Embora haja versões, como mostramos na primeira parte desse artigo, que dizem que inicialmente o som das La Ursas era feito somente para incomodar, para que as pessoas contribuíssem com algo, não temos relatos de que isso acontecia em São Caitano. O que temos conhecimento é que os grupos das La Ursas tocavam ritmos com uma intenção musical. De acordo com Pinto, “música raras vezes é apenas uma organização sonora no decorrer de limitado espaço de tempo”. Ela “está quase sempre em estreita conexão com outras formas de cultura expressiva”. A música, desse ponto de vista, é entendida como uma espécie de linguagem, com seus códigos particulares, sendo difícil traduzi-la fora do seu contexto (PINTO, 2001, n.p.). Desta forma, se houve transformações na brincadeira da La Ursa, a maneira de fazer a sua música também mudou.

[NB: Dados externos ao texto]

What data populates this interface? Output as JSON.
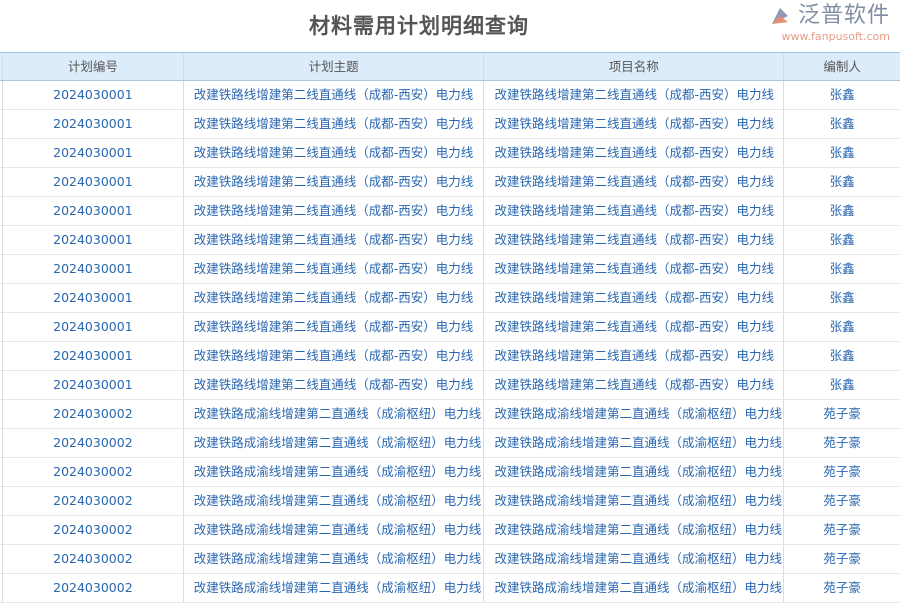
{
  "page": {
    "title": "材料需用计划明细查询"
  },
  "table": {
    "columns": [
      "计划编号",
      "计划主题",
      "项目名称",
      "编制人"
    ],
    "rows": [
      [
        "2024030001",
        "改建铁路线增建第二线直通线（成都-西安）电力线",
        "改建铁路线增建第二线直通线（成都-西安）电力线",
        "张鑫"
      ],
      [
        "2024030001",
        "改建铁路线增建第二线直通线（成都-西安）电力线",
        "改建铁路线增建第二线直通线（成都-西安）电力线",
        "张鑫"
      ],
      [
        "2024030001",
        "改建铁路线增建第二线直通线（成都-西安）电力线",
        "改建铁路线增建第二线直通线（成都-西安）电力线",
        "张鑫"
      ],
      [
        "2024030001",
        "改建铁路线增建第二线直通线（成都-西安）电力线",
        "改建铁路线增建第二线直通线（成都-西安）电力线",
        "张鑫"
      ],
      [
        "2024030001",
        "改建铁路线增建第二线直通线（成都-西安）电力线",
        "改建铁路线增建第二线直通线（成都-西安）电力线",
        "张鑫"
      ],
      [
        "2024030001",
        "改建铁路线增建第二线直通线（成都-西安）电力线",
        "改建铁路线增建第二线直通线（成都-西安）电力线",
        "张鑫"
      ],
      [
        "2024030001",
        "改建铁路线增建第二线直通线（成都-西安）电力线",
        "改建铁路线增建第二线直通线（成都-西安）电力线",
        "张鑫"
      ],
      [
        "2024030001",
        "改建铁路线增建第二线直通线（成都-西安）电力线",
        "改建铁路线增建第二线直通线（成都-西安）电力线",
        "张鑫"
      ],
      [
        "2024030001",
        "改建铁路线增建第二线直通线（成都-西安）电力线",
        "改建铁路线增建第二线直通线（成都-西安）电力线",
        "张鑫"
      ],
      [
        "2024030001",
        "改建铁路线增建第二线直通线（成都-西安）电力线",
        "改建铁路线增建第二线直通线（成都-西安）电力线",
        "张鑫"
      ],
      [
        "2024030001",
        "改建铁路线增建第二线直通线（成都-西安）电力线",
        "改建铁路线增建第二线直通线（成都-西安）电力线",
        "张鑫"
      ],
      [
        "2024030002",
        "改建铁路成渝线增建第二直通线（成渝枢纽）电力线",
        "改建铁路成渝线增建第二直通线（成渝枢纽）电力线",
        "苑子豪"
      ],
      [
        "2024030002",
        "改建铁路成渝线增建第二直通线（成渝枢纽）电力线",
        "改建铁路成渝线增建第二直通线（成渝枢纽）电力线",
        "苑子豪"
      ],
      [
        "2024030002",
        "改建铁路成渝线增建第二直通线（成渝枢纽）电力线",
        "改建铁路成渝线增建第二直通线（成渝枢纽）电力线",
        "苑子豪"
      ],
      [
        "2024030002",
        "改建铁路成渝线增建第二直通线（成渝枢纽）电力线",
        "改建铁路成渝线增建第二直通线（成渝枢纽）电力线",
        "苑子豪"
      ],
      [
        "2024030002",
        "改建铁路成渝线增建第二直通线（成渝枢纽）电力线",
        "改建铁路成渝线增建第二直通线（成渝枢纽）电力线",
        "苑子豪"
      ],
      [
        "2024030002",
        "改建铁路成渝线增建第二直通线（成渝枢纽）电力线",
        "改建铁路成渝线增建第二直通线（成渝枢纽）电力线",
        "苑子豪"
      ],
      [
        "2024030002",
        "改建铁路成渝线增建第二直通线（成渝枢纽）电力线",
        "改建铁路成渝线增建第二直通线（成渝枢纽）电力线",
        "苑子豪"
      ]
    ]
  },
  "watermark": {
    "name": "泛普软件",
    "url": "www.fanpusoft.com"
  }
}
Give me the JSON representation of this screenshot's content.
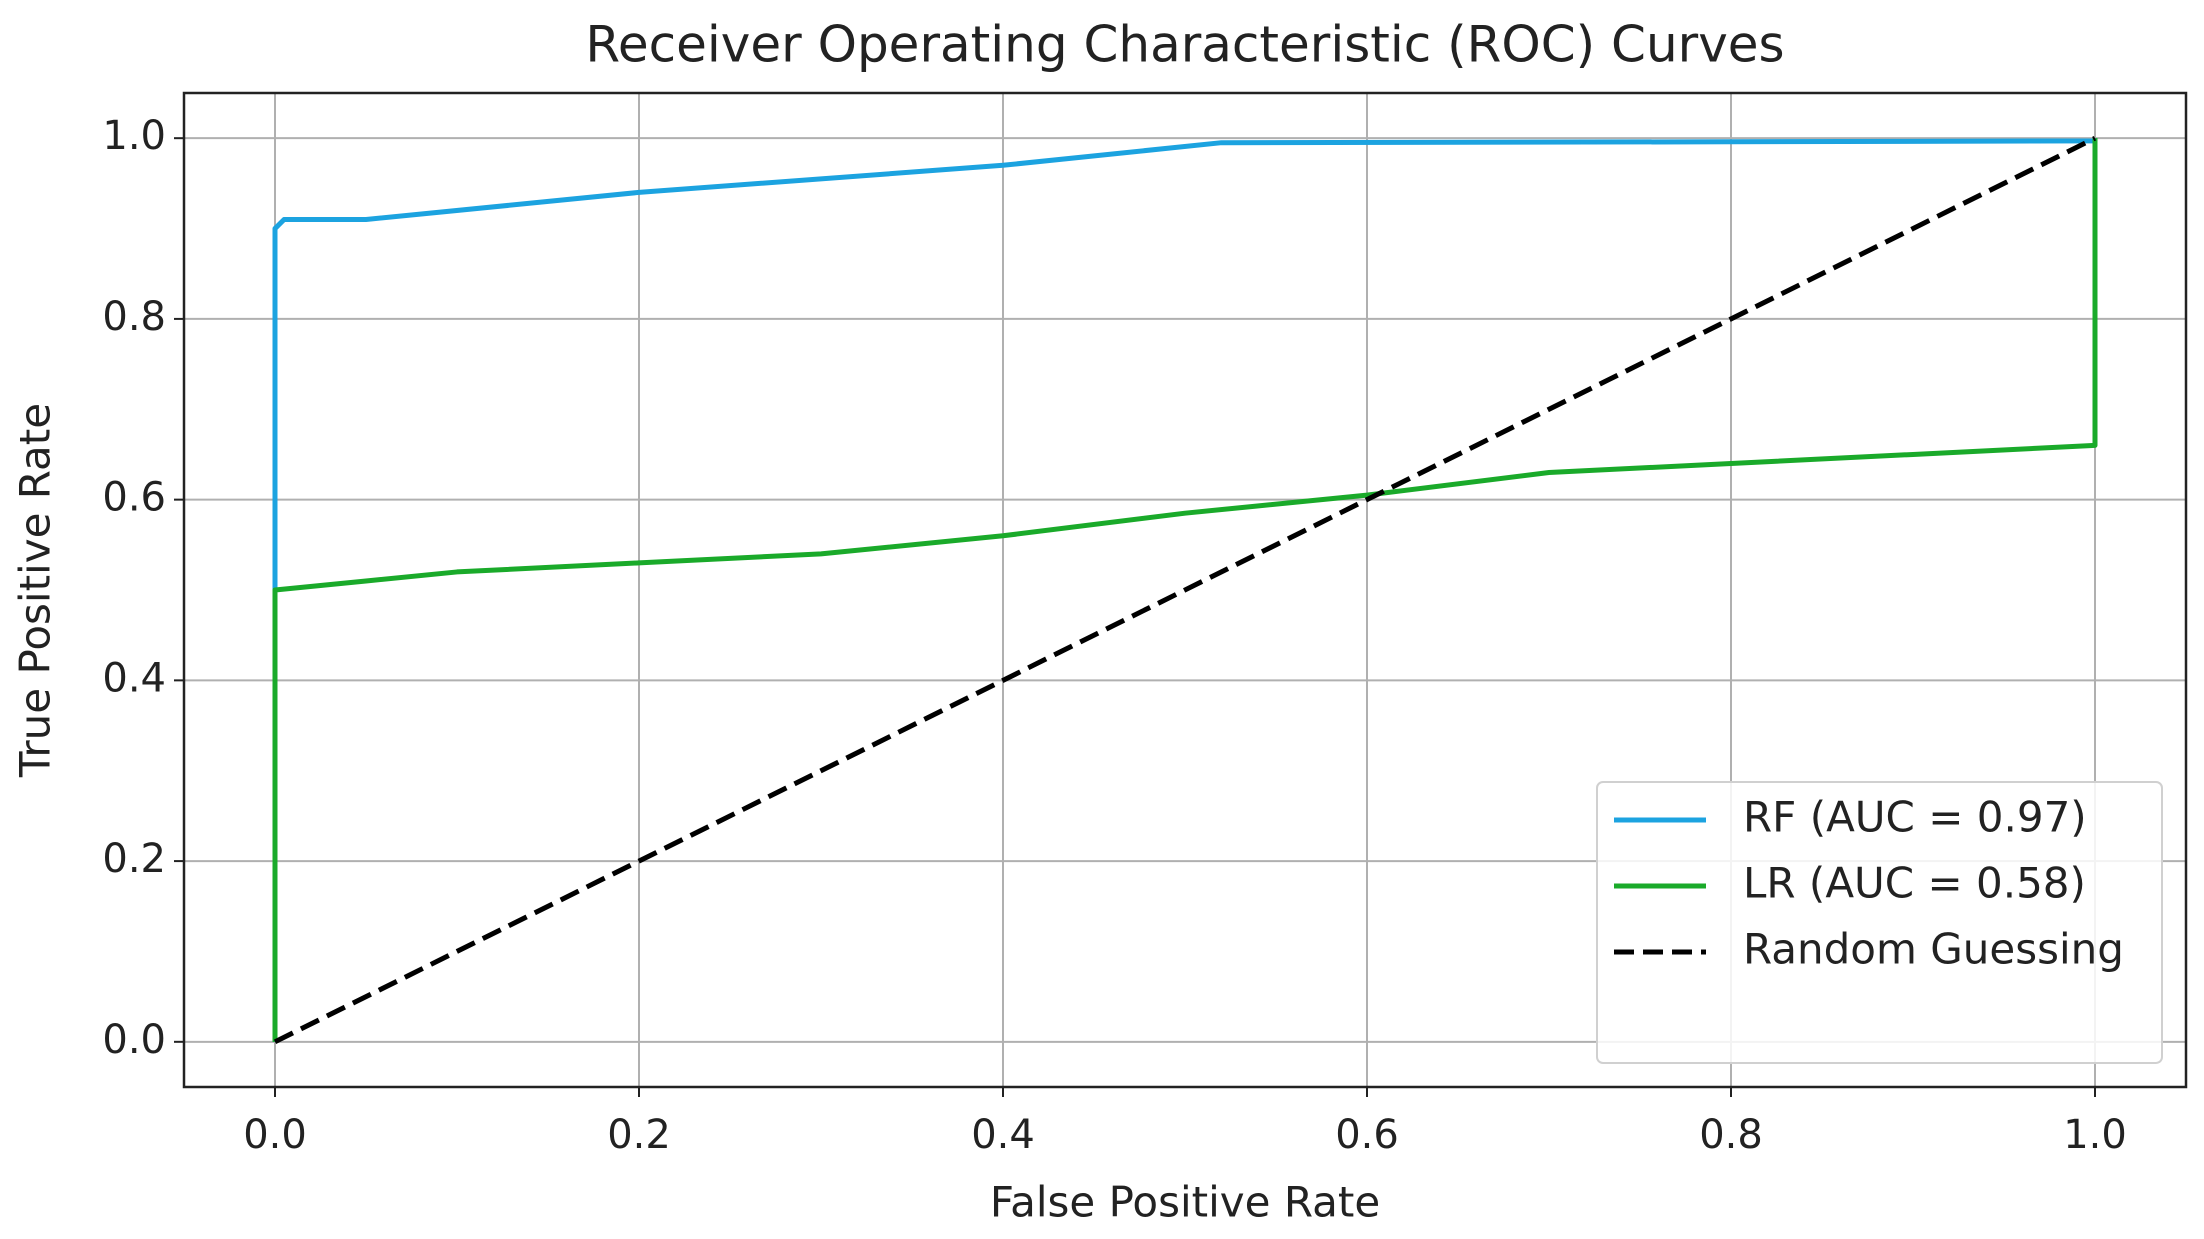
{
  "chart_data": {
    "type": "line",
    "title": "Receiver Operating Characteristic (ROC) Curves",
    "xlabel": "False Positive Rate",
    "ylabel": "True Positive Rate",
    "xlim": [
      -0.05,
      1.05
    ],
    "ylim": [
      -0.05,
      1.05
    ],
    "xticks": [
      {
        "value": 0,
        "label": "0.0"
      },
      0.2,
      0.4,
      0.6,
      0.8,
      {
        "value": 1,
        "label": "1.0"
      }
    ],
    "yticks": [
      {
        "value": 0,
        "label": "0.0"
      },
      0.2,
      0.4,
      0.6,
      0.8,
      {
        "value": 1,
        "label": "1.0"
      }
    ],
    "grid": true,
    "legend": "lower right",
    "series": [
      {
        "name": "RF (AUC = 0.97)",
        "color": "#1ca3e0",
        "linestyle": "solid",
        "x": [
          0,
          0,
          0,
          0.005,
          0.05,
          0.2,
          0.4,
          0.52,
          0.8,
          1,
          1
        ],
        "values": [
          0,
          0.45,
          0.9,
          0.91,
          0.91,
          0.94,
          0.97,
          0.995,
          0.996,
          0.997,
          1
        ]
      },
      {
        "name": "LR (AUC = 0.58)",
        "color": "#1aaa2a",
        "linestyle": "solid",
        "x": [
          0,
          0,
          0.05,
          0.1,
          0.2,
          0.3,
          0.4,
          0.5,
          0.6,
          0.7,
          0.8,
          0.9,
          1,
          1
        ],
        "values": [
          0,
          0.5,
          0.51,
          0.52,
          0.53,
          0.54,
          0.56,
          0.585,
          0.605,
          0.63,
          0.64,
          0.65,
          0.66,
          1
        ]
      },
      {
        "name": "Random Guessing",
        "color": "#000000",
        "linestyle": "dashed",
        "x": [
          0,
          1
        ],
        "values": [
          0,
          1
        ]
      }
    ]
  }
}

Não conseguimos nenhum vídeo ou áudio para compararmos a música realizada pelas La Ursas nos anos 1980 e 1990 com a produzida atualmente. Porém, tenho na memória um toque de um idiofone, provavelmente agogô, que repetia inúmeras vezes algo mais ou menos com o seguinte ritmo (Fig. 13):
Ao mesmo tempo, ouvia-se de alguns dos membranofones a marcação a cada pulsação (semínima, num compasso que tem a mínima como unidade de compasso), sendo um forte e o outro fraco, no ritmo do passo dos integrantes, uma espécie de marcha. No caso da La Ursa, não foi criado um gênero musical específico. Abrange-se, atualmente, uma grande variedade de gêneros e ritmos durante os desfiles. Alguns grupos tocam frevo, que é algo bem característico do carnaval pernambucano, outros tocam ritmos que se assemelham muito aos das escolas de samba. Apesar disso, existem combinações rítmicas, realizadas ao seu modo, que eu só ouvi, até o momento, nas La Ursas em São Caitano. Um deles era algo mais ou menos como mostra a seguinte figura (Fig. 14):
Somente esse pequeno trecho, descontextualizado de todos os elementos que compunham a música feita pelas La Ursas em São Caitano nos anos 1990, é muito pouco para mostrar tal particularidade musical. Entretanto, não tenho trechos maiores tão claros na memória que eu consiga transcrevê-los. Quando realizei a entrevista com Xoba, que afirma fazer até hoje a batucada tradicional, não foi possível realizar a demonstração rítmica, pois os instrumentos estavam guardados, e, por conta da pandemia, a entrevista aconteceu de maneira apressada, para evitar maior tempo de contato entre nós.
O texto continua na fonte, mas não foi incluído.